Neues Spiel, neues Glück, morgen meldet er sich bei Ebay neu an, mit neuer falscher Adresse. Die miese Bewertung juckt ihn deshalb nicht weiter.
Wenn Käufer oder Verkäufer einige zig Sternchen aufweisen, hat das doch einige Aussagekraft. Bei Ebay-Neulingen sollte man wenigstens über den Abwicklungsservice gehen. Sobald jemand falsche Angaben zu Namen und Adresse macht, braucht er kräftig etwas zwischen die Hörner. Solche schrägen Vögel gehören aussortiert.
Nichtjeder der sich nicht meldet ist ein betrüger. Das wollte
ich damit sagen.
ganz meine Meinung. Ich bin mir auch nicht sicher, ob in diesem Fall eine wirkliche Betrugsabsicht vorlag. Das sieht mir eher danach aus, dass hier jemand als ebay-Neuling sich wirklich etwas vertan hat, sprich übersehen hat, dass er einen Mindestpreis festlegen muss.
dann stellt sich nur die Frage, weshalb das Bürscherl eine
falsche Adresse bei Ebay angibt.
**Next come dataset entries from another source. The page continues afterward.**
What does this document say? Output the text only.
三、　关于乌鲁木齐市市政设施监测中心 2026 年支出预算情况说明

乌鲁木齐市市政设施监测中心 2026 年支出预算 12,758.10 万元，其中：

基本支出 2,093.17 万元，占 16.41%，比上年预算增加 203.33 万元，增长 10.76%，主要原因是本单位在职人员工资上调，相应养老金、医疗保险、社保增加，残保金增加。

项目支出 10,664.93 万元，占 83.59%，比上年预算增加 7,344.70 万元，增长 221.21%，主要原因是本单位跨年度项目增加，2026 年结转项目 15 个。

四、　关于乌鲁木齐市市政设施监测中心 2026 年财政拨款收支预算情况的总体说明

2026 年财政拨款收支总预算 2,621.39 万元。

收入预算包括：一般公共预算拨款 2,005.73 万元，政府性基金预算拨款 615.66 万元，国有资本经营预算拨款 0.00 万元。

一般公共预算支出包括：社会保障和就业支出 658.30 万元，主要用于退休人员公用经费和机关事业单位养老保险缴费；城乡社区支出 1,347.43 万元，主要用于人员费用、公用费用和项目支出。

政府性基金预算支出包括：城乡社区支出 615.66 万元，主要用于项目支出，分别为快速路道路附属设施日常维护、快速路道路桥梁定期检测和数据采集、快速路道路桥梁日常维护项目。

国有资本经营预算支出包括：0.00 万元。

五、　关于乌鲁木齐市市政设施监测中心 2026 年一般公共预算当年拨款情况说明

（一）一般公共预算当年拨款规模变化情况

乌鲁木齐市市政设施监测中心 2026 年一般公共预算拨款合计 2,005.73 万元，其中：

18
Druck auf die Tränendrüse von
wegen Geldknappheit hin oder her - so ganz sauber ist der
Kerle offenkundig nicht.
Das ist bei den Amis neuerdings doch normal. Der hat Angst, daß Osama ihm ne Faxbombe schickt… )
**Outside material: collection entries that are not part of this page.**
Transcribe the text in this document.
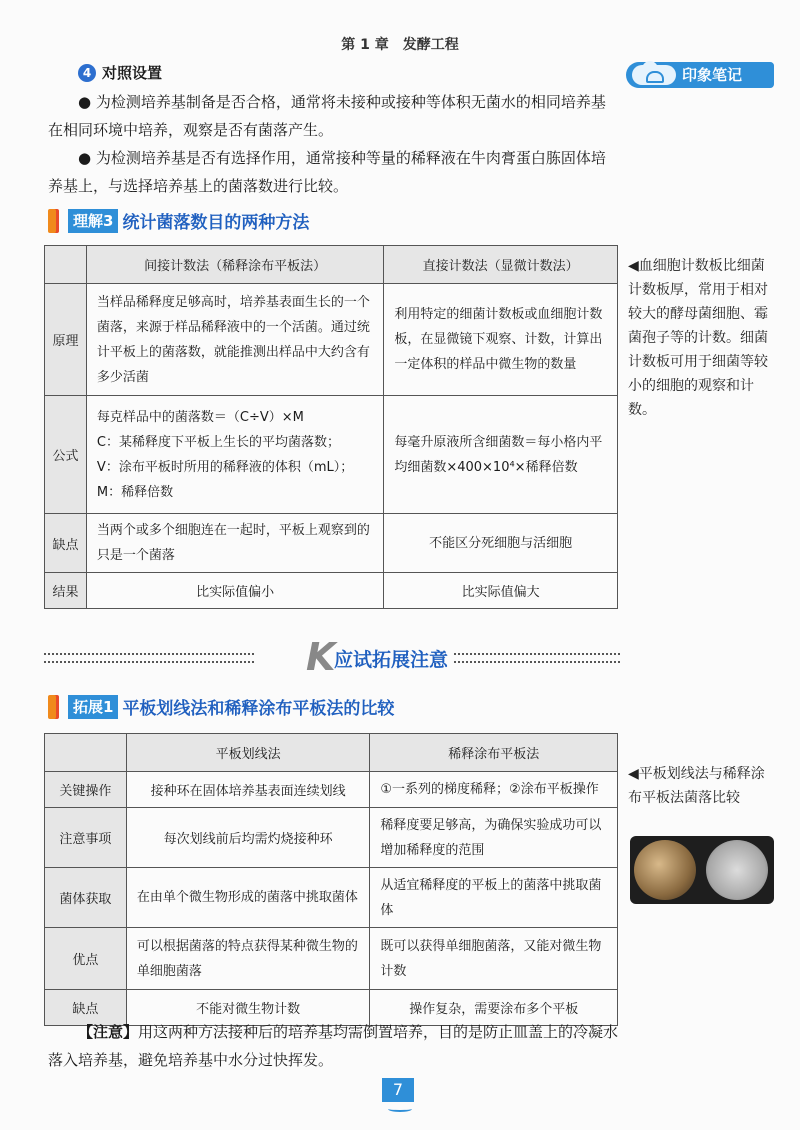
第 1 章　发酵工程
印象笔记
4 对照设置
● 为检测培养基制备是否合格，通常将未接种或接种等体积无菌水的相同培养基在相同环境中培养，观察是否有菌落产生。
● 为检测培养基是否有选择作用，通常接种等量的稀释液在牛肉膏蛋白胨固体培养基上，与选择培养基上的菌落数进行比较。
理解3 统计菌落数目的两种方法
	间接计数法（稀释涂布平板法）	直接计数法（显微计数法）
原理	当样品稀释度足够高时，培养基表面生长的一个菌落，来源于样品稀释液中的一个活菌。通过统计平板上的菌落数，就能推测出样品中大约含有多少活菌	利用特定的细菌计数板或血细胞计数板，在显微镜下观察、计数，计算出一定体积的样品中微生物的数量
公式	每克样品中的菌落数＝（C÷V）×M
C：某稀释度下平板上生长的平均菌落数；
V：涂布平板时所用的稀释液的体积（mL）；
M：稀释倍数	每毫升原液所含细菌数＝每小格内平均细菌数×400×10⁴×稀释倍数
缺点	当两个或多个细胞连在一起时，平板上观察到的只是一个菌落	不能区分死细胞与活细胞
结果	比实际值偏小	比实际值偏大
◀血细胞计数板比细菌计数板厚，常用于相对较大的酵母菌细胞、霉菌孢子等的计数。细菌计数板可用于细菌等较小的细胞的观察和计数。
K
应试拓展注意
拓展1 平板划线法和稀释涂布平板法的比较
	平板划线法	稀释涂布平板法
关键操作	接种环在固体培养基表面连续划线	①一系列的梯度稀释；②涂布平板操作
注意事项	每次划线前后均需灼烧接种环	稀释度要足够高，为确保实验成功可以增加稀释度的范围
菌体获取	在由单个微生物形成的菌落中挑取菌体	从适宜稀释度的平板上的菌落中挑取菌体
优点	可以根据菌落的特点获得某种微生物的单细胞菌落	既可以获得单细胞菌落，又能对微生物计数
缺点	不能对微生物计数	操作复杂，需要涂布多个平板
◀平板划线法与稀释涂布平板法菌落比较
【注意】用这两种方法接种后的培养基均需倒置培养，目的是防止皿盖上的冷凝水落入培养基，避免培养基中水分过快挥发。
7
Als wir mit dem Bus noch durch die PHV bei HD gefahren sind, sind se mit der MG eingestiegen und haben die Fahrgäste gezählt, daß ja keiner außerhalb der Haltestelle aussteigt. Der BRN und 11.09.2001 sei Dank müssen wir da nicht mehr durch.
Und ganz unter uns:
Wie Du sonst dem kleinen W…er das Leben schwer machen
kannst, bleibt Dir überlassen. Jemand aus meiner Familie kennt
jemanden, der in der Position ist, Autokennzeichen usw.
herauszufinden. Bei einem ähnlichen ebay-Problem hat er dann
eine Mail geschrieben a la „Wenn Du nicht spurst, dann werde
ich bei Deinem grünen BMW 5-er mit dem Kennzeichen XX-XX 123
vorbeikommen und ihn neu lackieren“. Vielleicht kennst Du ja
auch so jemanden … oder jemanden bei einer Auskunft, der Dir
die richtige Adresse besorgen kann.
Also unter uns:
Ohne das ganze jetzt einem Tatbestand unterordnen zu wollen - dieser Tip ist kriminell und zweitens eine persönliche unjuristische Anmerkung von mir: ich finde ihn auch primitiv.
Allzu viele Schwierigkeiten wirst du ihm nicht machen können.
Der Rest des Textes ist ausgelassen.